Kiedy szłam rano ulicami myślałam sobie jak niesamowicie dobrze, że już nie mamy w wózku kół z oponami napełnianymi powietrzem tylko kauczukowe. Zachwycałam się tym luksusem do popołudnia, kiedy to po 2 h wożenia Ola odzyskała siły i jak przyspieszyła to pozostało ją gonić. Kiedy się biegnie za dzieckiem z autyzmem (nie, to nie jest bieg za neurotypowym, które wystarczy zawołać i poczeka) nie ma czasu na patrzenie pod nogi. W stopę wbiłam sobie szkło. Już wiem jak to jest biec za dzieckiem mając szkło w stopie. Wcześniej wiedziałam jak to jest biec za dzieckiem mając zardzewiały gwóźdź (taka tam przygoda z wjechaniem w lesie w szczątki wywiezionego płotu). Różnica między dawną przygodą a obecną jest taka, że wtedy miałam przy okazji 2 koła do naprawy, wielki strach, że zgubię pędzącą Olę. Tym razem dziecko 20 m przede mną i jakoś tak spokojniej, pewniej. Zwłaszcza, że było to już niedaleko domu.
Jedno mnie zastanawia: skąd ta moda tłuczenia szkła po wypiciu alkoholu. Ja wiem, że był weekend i lud potrzebował się schlać, ale zostawiać potłuczone szkło tuż przy koszu. Sama nieraz interweniowałam, kiedy taki delikwent opróżnił butelkę i rozbijał ją na chodniku. Jestem tak przekonująca, że sprzątał... No, ale musiałam tego wymagać od niego. Kolejna rzecz: nigdy nie widziałam kobiety tłukącej szkło o chodnik.
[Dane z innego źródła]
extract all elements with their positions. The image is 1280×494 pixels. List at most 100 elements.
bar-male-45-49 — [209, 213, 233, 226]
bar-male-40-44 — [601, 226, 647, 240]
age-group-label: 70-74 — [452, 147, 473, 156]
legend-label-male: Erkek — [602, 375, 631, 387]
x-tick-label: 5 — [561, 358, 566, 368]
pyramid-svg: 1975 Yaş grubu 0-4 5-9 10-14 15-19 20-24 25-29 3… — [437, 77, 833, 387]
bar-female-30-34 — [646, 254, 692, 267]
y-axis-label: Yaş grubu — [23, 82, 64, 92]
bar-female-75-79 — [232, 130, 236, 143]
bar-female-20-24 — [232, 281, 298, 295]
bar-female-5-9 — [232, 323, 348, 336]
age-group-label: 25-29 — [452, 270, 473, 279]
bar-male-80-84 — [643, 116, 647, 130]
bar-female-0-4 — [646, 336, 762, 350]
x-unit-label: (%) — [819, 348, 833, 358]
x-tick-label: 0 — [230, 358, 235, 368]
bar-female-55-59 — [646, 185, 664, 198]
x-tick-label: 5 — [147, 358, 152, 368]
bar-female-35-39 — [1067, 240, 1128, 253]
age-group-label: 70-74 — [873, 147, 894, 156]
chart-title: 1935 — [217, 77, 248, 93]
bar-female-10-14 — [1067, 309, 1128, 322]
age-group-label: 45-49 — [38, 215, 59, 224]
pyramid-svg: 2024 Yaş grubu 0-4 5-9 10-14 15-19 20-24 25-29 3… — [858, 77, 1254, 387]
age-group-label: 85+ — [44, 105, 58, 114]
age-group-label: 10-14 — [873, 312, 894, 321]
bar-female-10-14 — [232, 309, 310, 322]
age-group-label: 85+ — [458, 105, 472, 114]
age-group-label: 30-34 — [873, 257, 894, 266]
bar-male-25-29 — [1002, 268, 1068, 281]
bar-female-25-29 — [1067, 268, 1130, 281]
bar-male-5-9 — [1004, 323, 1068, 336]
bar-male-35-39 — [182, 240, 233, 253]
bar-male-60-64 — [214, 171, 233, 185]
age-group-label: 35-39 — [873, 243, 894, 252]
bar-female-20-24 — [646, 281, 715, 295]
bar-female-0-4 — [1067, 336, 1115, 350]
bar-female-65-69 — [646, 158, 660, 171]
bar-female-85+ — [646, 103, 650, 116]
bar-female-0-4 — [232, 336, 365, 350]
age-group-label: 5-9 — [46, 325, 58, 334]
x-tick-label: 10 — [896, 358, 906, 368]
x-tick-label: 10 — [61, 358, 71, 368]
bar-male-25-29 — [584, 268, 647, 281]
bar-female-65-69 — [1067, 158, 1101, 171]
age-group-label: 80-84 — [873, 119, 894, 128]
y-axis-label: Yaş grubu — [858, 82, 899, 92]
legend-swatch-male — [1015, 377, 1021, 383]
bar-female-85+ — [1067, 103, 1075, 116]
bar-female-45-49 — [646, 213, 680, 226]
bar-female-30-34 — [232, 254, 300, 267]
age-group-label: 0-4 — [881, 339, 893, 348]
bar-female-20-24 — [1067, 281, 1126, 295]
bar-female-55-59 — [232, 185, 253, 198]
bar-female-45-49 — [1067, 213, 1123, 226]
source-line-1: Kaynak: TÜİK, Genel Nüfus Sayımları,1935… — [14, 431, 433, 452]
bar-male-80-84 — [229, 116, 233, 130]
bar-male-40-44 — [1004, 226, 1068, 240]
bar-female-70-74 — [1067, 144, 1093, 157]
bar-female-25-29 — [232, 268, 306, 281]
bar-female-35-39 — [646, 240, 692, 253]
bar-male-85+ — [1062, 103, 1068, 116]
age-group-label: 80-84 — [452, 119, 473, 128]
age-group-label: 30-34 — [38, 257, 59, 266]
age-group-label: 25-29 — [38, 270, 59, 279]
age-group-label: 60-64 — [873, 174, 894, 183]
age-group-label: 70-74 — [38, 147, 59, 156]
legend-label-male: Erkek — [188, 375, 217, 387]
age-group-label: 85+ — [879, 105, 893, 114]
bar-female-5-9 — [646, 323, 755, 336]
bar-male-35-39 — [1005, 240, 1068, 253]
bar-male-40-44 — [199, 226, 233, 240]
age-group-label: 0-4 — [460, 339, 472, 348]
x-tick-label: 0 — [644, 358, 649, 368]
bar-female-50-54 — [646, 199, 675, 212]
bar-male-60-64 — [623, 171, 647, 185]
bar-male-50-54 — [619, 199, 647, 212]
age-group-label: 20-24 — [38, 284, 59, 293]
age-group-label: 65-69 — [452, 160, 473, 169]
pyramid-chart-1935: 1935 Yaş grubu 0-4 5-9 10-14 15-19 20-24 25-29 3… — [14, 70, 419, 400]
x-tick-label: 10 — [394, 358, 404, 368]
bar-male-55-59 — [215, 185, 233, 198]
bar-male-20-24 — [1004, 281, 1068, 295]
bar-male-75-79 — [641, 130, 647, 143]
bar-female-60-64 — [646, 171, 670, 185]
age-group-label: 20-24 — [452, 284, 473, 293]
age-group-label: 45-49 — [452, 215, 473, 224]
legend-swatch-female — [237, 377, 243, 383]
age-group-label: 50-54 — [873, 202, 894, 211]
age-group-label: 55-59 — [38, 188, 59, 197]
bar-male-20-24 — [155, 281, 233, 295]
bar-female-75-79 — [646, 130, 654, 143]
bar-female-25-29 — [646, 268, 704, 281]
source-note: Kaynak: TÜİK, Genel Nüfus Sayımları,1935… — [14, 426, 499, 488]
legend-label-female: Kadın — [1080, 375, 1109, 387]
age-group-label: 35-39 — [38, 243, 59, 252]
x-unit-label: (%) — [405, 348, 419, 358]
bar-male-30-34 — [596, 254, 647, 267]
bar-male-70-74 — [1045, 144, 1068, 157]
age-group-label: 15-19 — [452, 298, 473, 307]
Spotkałam dziś ulubieńca wielu osób, czyli miłośnika pisu. Pan podszedł do mnie i stwierdził:
-Pani nie może być magistrem.
-Dlaczego? - Zdziwiłam się.
-Pani ma w sobie za wiele życzliwości.
I później przypomniała mi się rzecz, która skłoniła mnie do wniosku, że empatia i życzliwość nie mają nic wspólnego z wykształceniem. Wykształcenie to wiedza i umiejętności z pominięciem umiejętności wczucia się w sytuację drugiej strony. Miałam ostatnio taką przygodę z "rewelacyjną" ścieżką rowerowo pieszą na Jagiellonów. Chodnik mający jakieś metr szerokości jest drogą dla rowerów i pieszych. Kiedy idę z Olą w wózku i psem w stronę OKW pies może iść po trawniku i dzięki temu zajmuję zaledwie 60 cm. Wjeżdżanie na trawnik wózkiem obciążonym dzieckiem jest problematyczne i kiedy nie muszę i nie trzeba to tego nie robię, więc staram się iść tuż przy krawężniku, pies po trawniku i pozostaje koło 50 cm dla innych. Osobom ze standardowymi wózkami z dziećmi i dla niepełnosprawnych ta szerokość starcza. Większości rowerzystów też ona nie przeszkadza. Bywa jednak, że taki rowerzysta powie, co myśli o moim niezjeżdżaniu na trawnik (jakby sam sobie tym trawnikiem nie mógł pojechać). W ubiegłym tygodniu Ola miała gorszą formę i chodzenie było szersze. Przeszkodziło to tylko jednej osobie. Aż przykre, że był to nauczyciel, bo inni nauczyciele witali się z Olą, zagadywali, próbowali ją rozweselić. Był też chłopak z upośledzeniem umysłowym. Skończył jedynie podstawówkę Zjechał rowerem na drogę wewnętrzną. Spytałam się go, dlaczego to zrobił. Powiedział mi, że po prostu chciał, aby mi było łatwiej, żebym nie musiała jej bardziej pilnować tylko iść swobodniej. Bardzo mnie wzruszyło, że dostrzegł i zrozumiał.